En 2015, le Burundi bascule dans une crise après que le président Pierre Nkurunziza décide de briguer un 3e mandat en violation de la constitution. Finalement, la Cour Constitutionnelle valide sa candidature. Après avoir remporté les élections, il échappe à un putsch qu’il réprimera dans les larmes et le sang de centaines de Burundais.

Cinq années plus tard, lorsqu’il décide de laisser le pouvoir à quelqu’un d'autre, le choix d’Evariste Ndayishimiye comme candidat du parti présidentiel finit par s’imposer. Pierre Nkurunziza souhaite laisser le pouvoir à un civil, mais il est approché par les généraux de l’ancienne rébellion qui le convainquent que le candidat devrait provenir de leur mouvement. Le choix se porte alors naturellement sur le compagnon d’armes des années 90 Evariste Ndayishimiye, très proche du président sortant.

Pierre Nkurunziza souhaite laisser le pouvoir à un civil, mais il est approché par les généraux de l’ancienne rébellion qui le convainquent que le candidat devrait provenir de leur mouvement.

Il sera élu, malgré des accusations de fraudes de l’opposition. Sa prise de pouvoir, prévue pour août 2020, sera même précipitée de 2 mois par le décès de Pierre Nkurunziza le 8 juin. Jugé plus modéré, plus accessible et surtout moins belliqueux, le nouveau président suscite rapidement une lueur d’espoir. Mais, le scepticisme reste de mise chez de nombreux observateurs.

3 hommage

Personne n’arrive à décrypter les signaux contradictoires envoyés par le nouvel homme fort.

« Evariste Ndayishimiye est une émanation de l’ancien régime, de l’actuel parti CNDD-FDD. Il a toujours soutenu la politique de répression de son prédécesseur Pierre Nkurunziza. Cette politique a été instaurée à l’époque, mais elle est toujours en vigueur », explique Thierry Vircoulon, chercheur à l’Institut français des relations internationales (IFRI) au micro de la Deutsche Welle. A l’instar de certains, il ne s’attend pas à de grandes différences entre le nouveau président et l’ancien, tous deux moulés dans le même système au sein du parti au pouvoir.

D’autres observateurs se montrent plus patients.
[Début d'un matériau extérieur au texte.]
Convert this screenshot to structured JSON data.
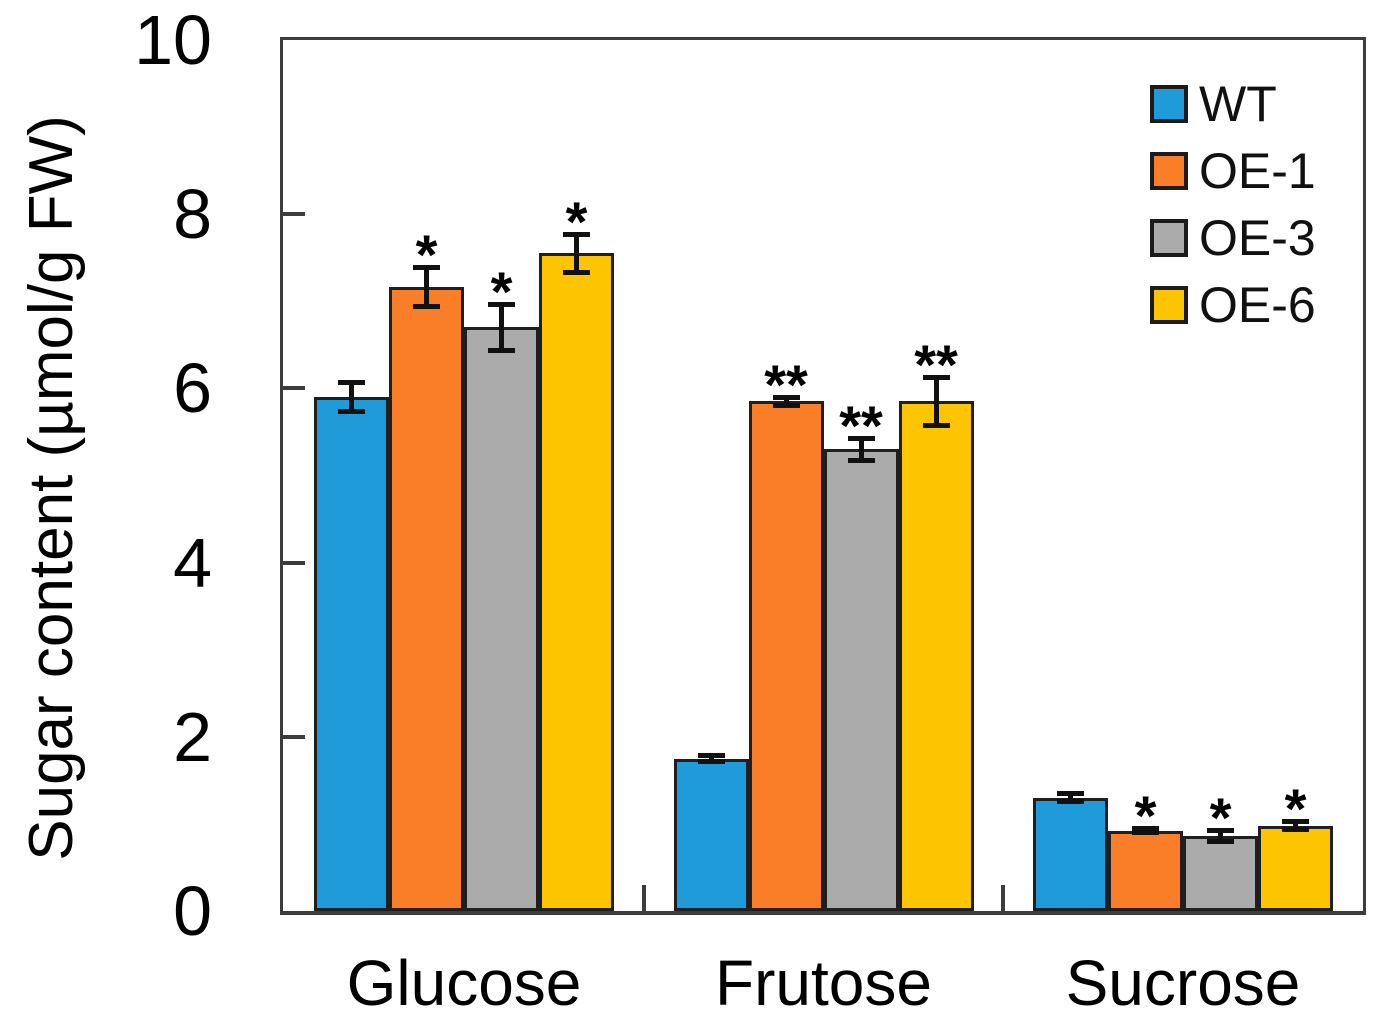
{
  "chart_data": {
    "type": "bar",
    "title": "",
    "xlabel": "",
    "ylabel": "Sugar content (µmol/g FW)",
    "ylim": [
      0,
      10
    ],
    "yticks": [
      0,
      2,
      4,
      6,
      8,
      10
    ],
    "grid": false,
    "error_bars": true,
    "categories": [
      "Glucose",
      "Frutose",
      "Sucrose"
    ],
    "series": [
      {
        "name": "WT",
        "color": "#1F9BD9",
        "values": [
          5.9,
          1.75,
          1.3
        ],
        "errors": [
          0.17,
          0.04,
          0.05
        ],
        "significance": [
          "",
          "",
          ""
        ]
      },
      {
        "name": "OE-1",
        "color": "#F97E27",
        "values": [
          7.16,
          5.85,
          0.92
        ],
        "errors": [
          0.23,
          0.05,
          0.03
        ],
        "significance": [
          "*",
          "**",
          "*"
        ]
      },
      {
        "name": "OE-3",
        "color": "#ABABAB",
        "values": [
          6.7,
          5.3,
          0.86
        ],
        "errors": [
          0.27,
          0.13,
          0.07
        ],
        "significance": [
          "*",
          "**",
          "*"
        ]
      },
      {
        "name": "OE-6",
        "color": "#FDC500",
        "values": [
          7.55,
          5.85,
          0.98
        ],
        "errors": [
          0.22,
          0.28,
          0.05
        ],
        "significance": [
          "*",
          "**",
          "*"
        ]
      }
    ],
    "legend": {
      "position": "top-right",
      "entries": [
        "WT",
        "OE-1",
        "OE-3",
        "OE-6"
      ]
    }
  }
}
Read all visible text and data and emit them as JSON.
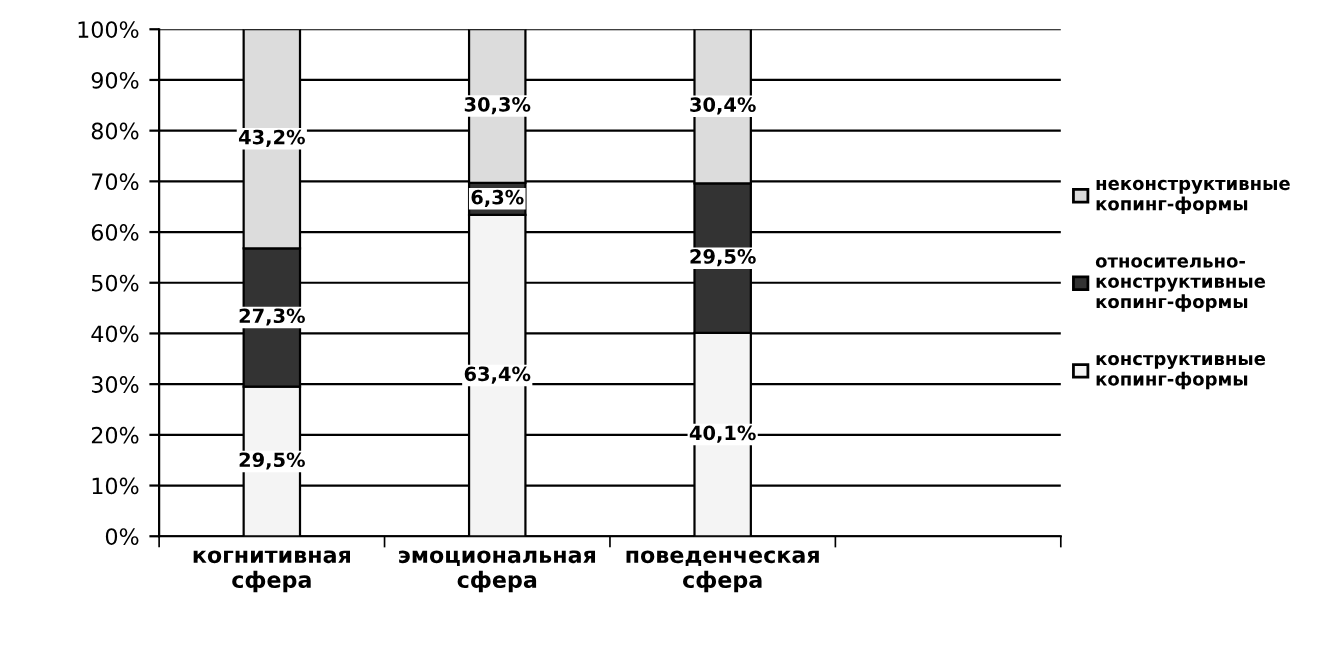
{
  "chart_data": {
    "type": "bar",
    "stacked": true,
    "categories": [
      "когнитивная\nсфера",
      "эмоциональная\nсфера",
      "поведенческая\nсфера",
      null
    ],
    "series": [
      {
        "name": "конструктивные\nкопинг-формы",
        "color": "#f4f4f4",
        "values": [
          29.5,
          63.4,
          40.1,
          null
        ],
        "value_labels": [
          "29,5%",
          "63,4%",
          "40,1%",
          null
        ]
      },
      {
        "name": "относительно-\nконструктивные\nкопинг-формы",
        "color": "#333333",
        "values": [
          27.3,
          6.3,
          29.5,
          null
        ],
        "value_labels": [
          "27,3%",
          "6,3%",
          "29,5%",
          null
        ]
      },
      {
        "name": "неконструктивные\nкопинг-формы",
        "color": "#dcdcdc",
        "values": [
          43.2,
          30.3,
          30.4,
          null
        ],
        "value_labels": [
          "43,2%",
          "30,3%",
          "30,4%",
          null
        ]
      }
    ],
    "ylim": [
      0,
      100
    ],
    "yticks": [
      {
        "value": 0,
        "label": "0%"
      },
      {
        "value": 10,
        "label": "10%"
      },
      {
        "value": 20,
        "label": "20%"
      },
      {
        "value": 30,
        "label": "30%"
      },
      {
        "value": 40,
        "label": "40%"
      },
      {
        "value": 50,
        "label": "50%"
      },
      {
        "value": 60,
        "label": "60%"
      },
      {
        "value": 70,
        "label": "70%"
      },
      {
        "value": 80,
        "label": "80%"
      },
      {
        "value": 90,
        "label": "90%"
      },
      {
        "value": 100,
        "label": "100%"
      }
    ],
    "grid": "y",
    "legend": "right"
  }
}
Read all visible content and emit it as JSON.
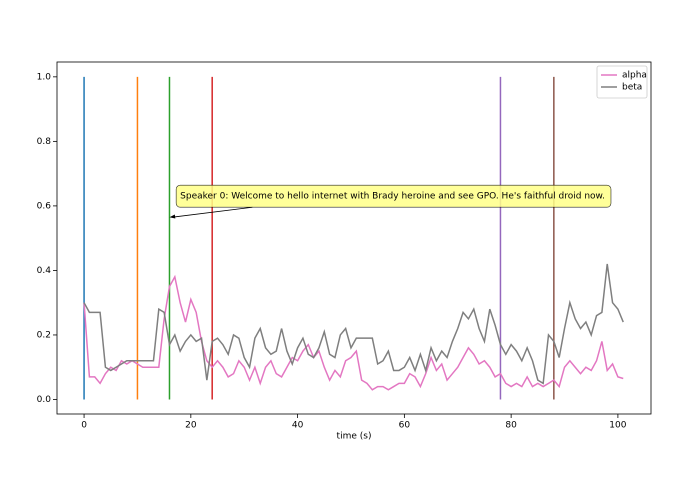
{
  "chart_data": {
    "type": "line",
    "xlabel": "time (s)",
    "xlim": [
      -5.07,
      106.2
    ],
    "ylim": [
      -0.045,
      1.046
    ],
    "xticks": [
      0,
      20,
      40,
      60,
      80,
      100
    ],
    "yticks": [
      {
        "value": 0,
        "label": "0.0"
      },
      {
        "value": 0.2,
        "label": "0.2"
      },
      {
        "value": 0.4,
        "label": "0.4"
      },
      {
        "value": 0.6,
        "label": "0.6"
      },
      {
        "value": 0.8,
        "label": "0.8"
      },
      {
        "value": 1.0,
        "label": "1.0"
      }
    ],
    "legend": "upper right",
    "x": [
      0,
      1,
      2,
      3,
      4,
      5,
      6,
      7,
      8,
      9,
      10,
      11,
      12,
      13,
      14,
      15,
      16,
      17,
      18,
      19,
      20,
      21,
      22,
      23,
      24,
      25,
      26,
      27,
      28,
      29,
      30,
      31,
      32,
      33,
      34,
      35,
      36,
      37,
      38,
      39,
      40,
      41,
      42,
      43,
      44,
      45,
      46,
      47,
      48,
      49,
      50,
      51,
      52,
      53,
      54,
      55,
      56,
      57,
      58,
      59,
      60,
      61,
      62,
      63,
      64,
      65,
      66,
      67,
      68,
      69,
      70,
      71,
      72,
      73,
      74,
      75,
      76,
      77,
      78,
      79,
      80,
      81,
      82,
      83,
      84,
      85,
      86,
      87,
      88,
      89,
      90,
      91,
      92,
      93,
      94,
      95,
      96,
      97,
      98,
      99,
      100,
      101
    ],
    "series": [
      {
        "name": "alpha",
        "color": "#e377c2",
        "values": [
          0.3,
          0.07,
          0.07,
          0.05,
          0.08,
          0.1,
          0.09,
          0.12,
          0.11,
          0.12,
          0.11,
          0.1,
          0.1,
          0.1,
          0.1,
          0.25,
          0.35,
          0.38,
          0.3,
          0.24,
          0.31,
          0.27,
          0.18,
          0.12,
          0.1,
          0.12,
          0.1,
          0.07,
          0.08,
          0.12,
          0.1,
          0.06,
          0.1,
          0.05,
          0.1,
          0.12,
          0.08,
          0.07,
          0.1,
          0.13,
          0.12,
          0.15,
          0.17,
          0.13,
          0.15,
          0.1,
          0.06,
          0.09,
          0.07,
          0.12,
          0.13,
          0.15,
          0.06,
          0.05,
          0.03,
          0.04,
          0.04,
          0.03,
          0.04,
          0.05,
          0.05,
          0.08,
          0.07,
          0.04,
          0.08,
          0.13,
          0.09,
          0.11,
          0.06,
          0.08,
          0.1,
          0.13,
          0.16,
          0.14,
          0.11,
          0.12,
          0.1,
          0.07,
          0.08,
          0.05,
          0.04,
          0.05,
          0.04,
          0.07,
          0.04,
          0.05,
          0.04,
          0.05,
          0.06,
          0.04,
          0.1,
          0.12,
          0.1,
          0.08,
          0.1,
          0.09,
          0.12,
          0.18,
          0.09,
          0.11,
          0.07,
          0.065
        ]
      },
      {
        "name": "beta",
        "color": "#7f7f7f",
        "values": [
          0.3,
          0.27,
          0.27,
          0.27,
          0.1,
          0.09,
          0.1,
          0.11,
          0.12,
          0.12,
          0.12,
          0.12,
          0.12,
          0.12,
          0.28,
          0.27,
          0.17,
          0.2,
          0.15,
          0.18,
          0.2,
          0.18,
          0.19,
          0.06,
          0.18,
          0.19,
          0.17,
          0.14,
          0.2,
          0.19,
          0.13,
          0.1,
          0.19,
          0.22,
          0.16,
          0.14,
          0.15,
          0.22,
          0.15,
          0.11,
          0.16,
          0.19,
          0.14,
          0.13,
          0.16,
          0.21,
          0.14,
          0.13,
          0.2,
          0.22,
          0.16,
          0.19,
          0.19,
          0.19,
          0.19,
          0.11,
          0.12,
          0.15,
          0.09,
          0.09,
          0.1,
          0.13,
          0.09,
          0.14,
          0.09,
          0.16,
          0.12,
          0.15,
          0.13,
          0.18,
          0.22,
          0.27,
          0.25,
          0.28,
          0.22,
          0.18,
          0.28,
          0.23,
          0.17,
          0.14,
          0.17,
          0.15,
          0.12,
          0.16,
          0.12,
          0.06,
          0.05,
          0.2,
          0.18,
          0.13,
          0.22,
          0.3,
          0.25,
          0.22,
          0.24,
          0.2,
          0.26,
          0.27,
          0.42,
          0.3,
          0.28,
          0.24
        ]
      }
    ],
    "vlines": {
      "x": [
        0,
        10,
        16,
        24,
        78,
        88
      ],
      "colors": [
        "#1f77b4",
        "#ff7f0e",
        "#2ca02c",
        "#d62728",
        "#9467bd",
        "#8c564b"
      ],
      "ymin": 0,
      "ymax": 1
    },
    "annotation": {
      "text": "Speaker 0: Welcome to hello internet with Brady heroine and see GPO. He's faithful droid now.",
      "xy": [
        16,
        0.565
      ],
      "xytext": [
        18,
        0.63
      ]
    }
  }
}
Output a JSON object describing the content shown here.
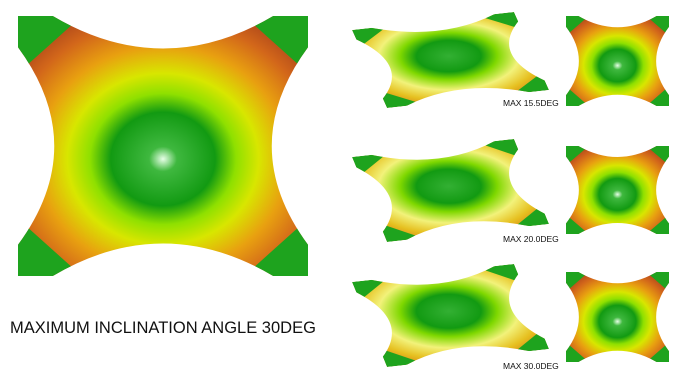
{
  "caption": "MAXIMUM INCLINATION ANGLE 30DEG",
  "panels": [
    {
      "label": "MAX 15.5DEG"
    },
    {
      "label": "MAX 20.0DEG"
    },
    {
      "label": "MAX 30.0DEG"
    }
  ]
}
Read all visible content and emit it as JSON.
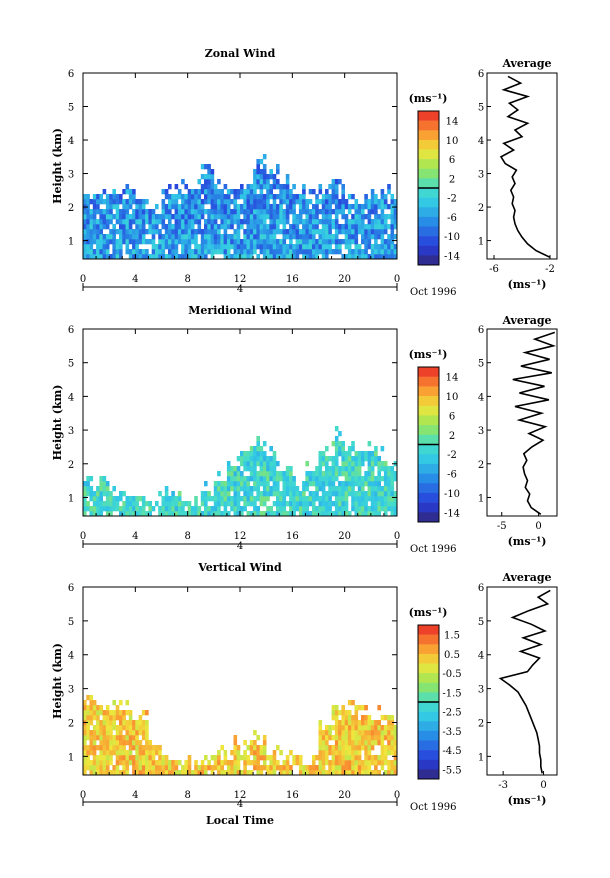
{
  "chart_data": [
    {
      "type": "heatmap",
      "title": "Zonal Wind",
      "ylabel": "Height (km)",
      "xticks": [
        "0",
        "4",
        "8",
        "12",
        "16",
        "20",
        "0"
      ],
      "yticks": [
        "1",
        "2",
        "3",
        "4",
        "5",
        "6"
      ],
      "xlim": [
        0,
        24
      ],
      "ylim": [
        0.45,
        6
      ],
      "date_day": "4",
      "date_label": "Oct 1996",
      "colorbar": {
        "unit": "(ms⁻¹)",
        "ticks": [
          "14",
          "10",
          "6",
          "2",
          "-2",
          "-6",
          "-10",
          "-14"
        ],
        "range": [
          -16,
          16
        ]
      },
      "data_top_km": [
        2.4,
        2.4,
        2.5,
        2.6,
        2.3,
        2.2,
        2.5,
        2.7,
        2.8,
        3.3,
        2.9,
        2.7,
        2.8,
        3.4,
        3.2,
        2.9,
        2.6,
        2.5,
        2.6,
        2.8,
        2.4,
        2.3,
        2.4,
        2.5
      ],
      "average_profile": {
        "title": "Average",
        "unit": "(ms⁻¹)",
        "xticks": [
          "-6",
          "-2"
        ],
        "xlim": [
          -6.5,
          -1.5
        ],
        "height_km": [
          0.5,
          0.7,
          0.9,
          1.1,
          1.3,
          1.5,
          1.7,
          1.9,
          2.1,
          2.3,
          2.5,
          2.7,
          2.9,
          3.1,
          3.3,
          3.5,
          3.7,
          3.9,
          4.1,
          4.3,
          4.5,
          4.7,
          4.9,
          5.1,
          5.3,
          5.5,
          5.7,
          5.9
        ],
        "value": [
          -2.0,
          -3.0,
          -3.6,
          -4.0,
          -4.3,
          -4.5,
          -4.6,
          -4.5,
          -4.7,
          -4.6,
          -4.8,
          -4.5,
          -4.7,
          -4.4,
          -5.2,
          -5.5,
          -4.6,
          -5.3,
          -4.0,
          -4.5,
          -3.6,
          -5.0,
          -4.3,
          -4.9,
          -3.6,
          -5.3,
          -4.1,
          -5.0
        ]
      }
    },
    {
      "type": "heatmap",
      "title": "Meridional Wind",
      "ylabel": "Height (km)",
      "xticks": [
        "0",
        "4",
        "8",
        "12",
        "16",
        "20",
        "0"
      ],
      "yticks": [
        "1",
        "2",
        "3",
        "4",
        "5",
        "6"
      ],
      "xlim": [
        0,
        24
      ],
      "ylim": [
        0.45,
        6
      ],
      "date_day": "4",
      "date_label": "Oct 1996",
      "colorbar": {
        "unit": "(ms⁻¹)",
        "ticks": [
          "14",
          "10",
          "6",
          "2",
          "-2",
          "-6",
          "-10",
          "-14"
        ],
        "range": [
          -16,
          16
        ]
      },
      "data_top_km": [
        1.6,
        1.5,
        1.3,
        1.2,
        1.1,
        1.0,
        1.2,
        1.1,
        1.0,
        1.3,
        1.7,
        2.2,
        2.5,
        2.7,
        2.4,
        2.0,
        1.6,
        1.9,
        2.4,
        2.9,
        2.6,
        2.5,
        2.4,
        2.2
      ],
      "average_profile": {
        "title": "Average",
        "unit": "(ms⁻¹)",
        "xticks": [
          "-5",
          "0"
        ],
        "xlim": [
          -7,
          2.5
        ],
        "height_km": [
          0.5,
          0.7,
          0.9,
          1.1,
          1.3,
          1.5,
          1.7,
          1.9,
          2.1,
          2.3,
          2.5,
          2.7,
          2.9,
          3.1,
          3.3,
          3.5,
          3.7,
          3.9,
          4.1,
          4.3,
          4.5,
          4.7,
          4.9,
          5.1,
          5.3,
          5.5,
          5.7,
          5.9
        ],
        "value": [
          0.3,
          -1.0,
          -1.5,
          -1.2,
          -1.8,
          -1.5,
          -1.9,
          -2.1,
          -1.6,
          -2.0,
          -0.9,
          0.6,
          -1.3,
          0.9,
          -2.6,
          0.4,
          -3.2,
          1.4,
          -2.6,
          0.8,
          -3.5,
          1.8,
          -2.4,
          1.5,
          -1.8,
          2.0,
          -0.5,
          2.2
        ]
      }
    },
    {
      "type": "heatmap",
      "title": "Vertical Wind",
      "ylabel": "Height (km)",
      "xlabel": "Local Time",
      "xticks": [
        "0",
        "4",
        "8",
        "12",
        "16",
        "20",
        "0"
      ],
      "yticks": [
        "1",
        "2",
        "3",
        "4",
        "5",
        "6"
      ],
      "xlim": [
        0,
        24
      ],
      "ylim": [
        0.45,
        6
      ],
      "date_day": "4",
      "date_label": "Oct 1996",
      "colorbar": {
        "unit": "(ms⁻¹)",
        "ticks": [
          "1.5",
          "0.5",
          "-0.5",
          "-1.5",
          "-2.5",
          "-3.5",
          "-4.5",
          "-5.5"
        ],
        "range": [
          -6,
          2
        ]
      },
      "data_top_km": [
        2.8,
        2.7,
        2.6,
        2.5,
        2.2,
        1.5,
        1.0,
        0.9,
        0.9,
        1.0,
        1.3,
        1.5,
        1.4,
        1.6,
        1.2,
        1.0,
        0.9,
        1.0,
        2.0,
        2.6,
        2.5,
        2.4,
        2.3,
        2.2
      ],
      "average_profile": {
        "title": "Average",
        "unit": "(ms⁻¹)",
        "xticks": [
          "-3",
          "0"
        ],
        "xlim": [
          -4.2,
          1.0
        ],
        "height_km": [
          0.5,
          0.7,
          0.9,
          1.1,
          1.3,
          1.5,
          1.7,
          1.9,
          2.1,
          2.3,
          2.5,
          2.7,
          2.9,
          3.1,
          3.3,
          3.5,
          3.7,
          3.9,
          4.1,
          4.3,
          4.5,
          4.7,
          4.9,
          5.1,
          5.3,
          5.5,
          5.7,
          5.9
        ],
        "value": [
          -0.1,
          -0.2,
          -0.2,
          -0.3,
          -0.3,
          -0.4,
          -0.5,
          -0.7,
          -0.9,
          -1.1,
          -1.3,
          -1.6,
          -1.9,
          -2.5,
          -3.2,
          -1.2,
          -0.8,
          -0.3,
          -1.7,
          -0.2,
          -1.5,
          0.1,
          -0.9,
          -2.3,
          -1.1,
          0.3,
          -0.4,
          0.5
        ]
      }
    }
  ]
}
C’est le cas de Jean-Jacques Wondo Omanyundu, chercheur au sein du Groupe de recherche et d'information sur la paix et la sécurité (GRIP). « Laissons-lui le bénéfice du doute et un peu de temps pour voir s’il peut vraiment faire avancer le dossier des droits de l’homme. En attendant, il faut rester sceptique en tant qu’observateurs internationaux. Il faut voir quelles seront ses prises de position concrètes, notamment vis-à-vis des partis d’opposition ».

« En attendant, il faut rester sceptique en tant qu’observateurs internationaux. Il faut voir quelles seront ses prises de position concrètes, notamment vis-à-vis des partis d’opposition ».

Effectivement, les premiers jours du nouveau président à la tête du Burundi ne sont pas exactement un remake de ceux de son prédécesseur. Evariste Ndayishimiye tend la main à la presse pour pacifier les relations avec l’exécutif. Le nouveau président appelle également les exilés à revenir dans leur pays, non sans oublier de les traiter de « sans-cœur » pour être partis avec la crise de 2015, craignant pour leurs vies. Finalement, personne n’arrive à décrypter les signaux contradictoires envoyés par le nouvel homme fort. Sans oublier que le pays reste dans une situation économique compliquée.

La Covid-19 est venue aggraver la situation d’un pays où la dépréciation du franc burundais a fait des ravages. Pour ne rien arranger, le pays est privé de produits importés à cause de sanctions des bailleurs de fonds, opposés à la dérive autocratique du précédent chef d’Etat. C’est peut-être cela qui obligera son successeur à montrer patte blanche à la communauté internationale, pour se refaire économiquement. Mais encore faut-il savoir si cette évolution sera tolérée par généraux de la rébellion, à qui le nouveau président doit quand même d’avoir été choisi pour succéder à son ami.